There you are, Yes folks. Henry McLeish, one of our former Labour Prime Ministers

-let's call 'em that, none of this "First Minister" artificiality, after all Northern Ireland had Prime Ministers 1921-72 -

still as yet a No voter himself, says Yes is still winnable. Wrote it in the Scotsman. For all the stated practical reasons of keeping a socially just line on social services and staying in the EU, that you tell us is what you want to win it for. As good as concedes the Yes case, straight after that naff American pollster was calling its defeat. The No case is not inspiring anyone.

The Yes case is not inspiring anyone either. Leave it as it is, you will miss the chance McLeish has conceded you have. Stop compromising with the tabloids and make the campaign more participative, use the items folks sent in to your consultations instead of going with the British level's keeping them unpublicised, then folks could trust you, then you could snatch back your chances.

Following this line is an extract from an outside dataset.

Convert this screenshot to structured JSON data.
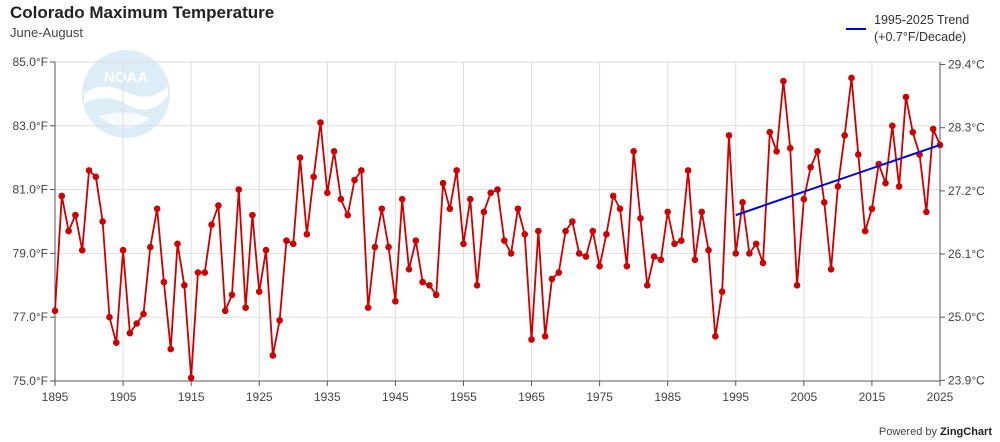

No-brainer. Always has been.

Sunday 18 August 2013

While Peru becomes court change, what says the Scottish govt about it for a Scot abroad?

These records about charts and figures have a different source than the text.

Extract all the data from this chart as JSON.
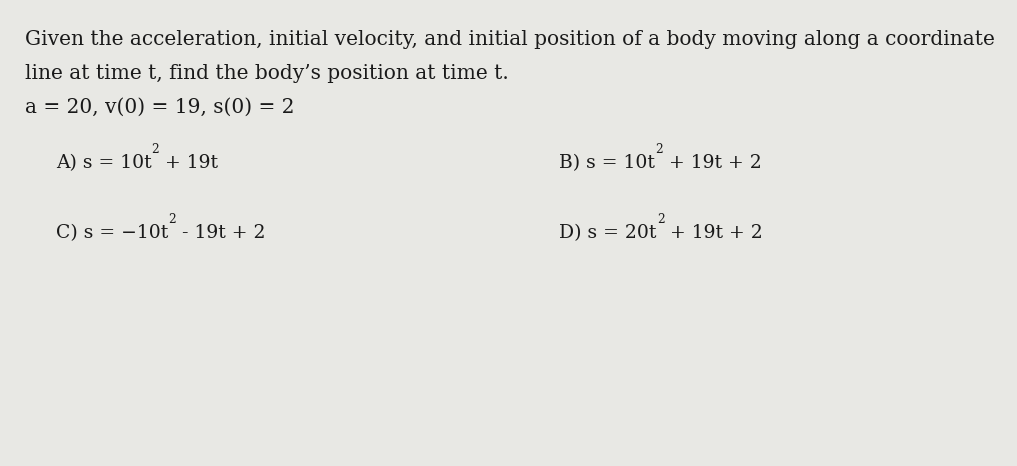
{
  "background_color": "#e8e8e4",
  "text_color": "#1a1a1a",
  "title_line1": "Given the acceleration, initial velocity, and initial position of a body moving along a coordinate",
  "title_line2": "line at time t, find the body’s position at time t.",
  "given": "a = 20, v(0) = 19, s(0) = 2",
  "optionA_prefix": "A) s = 10t",
  "optionA_sup": "2",
  "optionA_suffix": " + 19t",
  "optionB_prefix": "B) s = 10t",
  "optionB_sup": "2",
  "optionB_suffix": " + 19t + 2",
  "optionC_prefix": "C) s = −10t",
  "optionC_sup": "2",
  "optionC_suffix": " - 19t + 2",
  "optionD_prefix": "D) s = 20t",
  "optionD_sup": "2",
  "optionD_suffix": " + 19t + 2",
  "font_size_body": 14.5,
  "font_size_options": 13.5,
  "font_family": "DejaVu Serif"
}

Gordon Wilson had been saying the Yes campaign is soulless, again. It's the result of it not wanting to say anything new and outside the carefully filtered range of ideas that the political class comfortably tolerates for itself. That is what they care more strongly about than actual statehood. No new content, no acknowledging that the court change exists, no inspiration to reopen the homeland to all the diaspora, means no inspired public. That will be their place in history, they created this moment and just offered same-old.

At this moment, silence on the court change means silence towards a Scot in trouble abroad, and towards all the parents worried for their own young adults travelling to the same places. Ibiza belongs to Spain, and like us, Spain belongs to the Council of Europe, whose member countries are where the court change began. The first to be made court change by the item of corrupted practice by the European Court of Human Rights, in making a factually impossible decision and calling it final, that created the court change in 1999.Full write-up explaining the court change has long been on this blog, here It abolishes final decisions, which makes all court decisions open endedly faultable on their reasoning, including for being corrupted. So the court change applies to the present case of Melissa Reid from Scotland and Michaella McCollum.

They have a pressing humanitarian need for it to become publicly known, so that it can be used to actually scrutinise all worries over the handling of their case and be used to challenge any bad standards in it. But are our Scottish government and Yes campaign going to do this? Or our British government and No campaign, either? Many folks before them have had a pressing humanitarian need too, but have not had the court change publicised for them: including shockingly many asylum deportees from Britain, and including the folks deported to the US a year ago labelled as terror suspects after a deficient process at the ECHR.

Reid and McCollum's case extends the court change to another country, Peru. It may be our media's fault that I had never before found a case that extended it to Peru, which has been a very late reached country, and that in fact there is a much earlier case that does it: but until we discover that, at least their case does it and the people of Peru now have claim that the court change applies in their country. When a legal case overlaps between a country that has the court change and another country, the court change causes the case's content to be open endedly faultable and not final. This forces each country involved in the case to deal with open endedness. So for those countries that were not yet court change until the case happened, open ended non-final case content, hence case outcome too, is created in their legal system. THEY BECOME COURT CHANGE TOO. It is a brilliant opportunity that this lets folks all over the world help each other to get a massive advance of democracy in their countries. It just needs to be widely enough realised.

Because Reid and Connolly's case overlaps between Spain, which is court change, and Peru, it makes Peru court change too.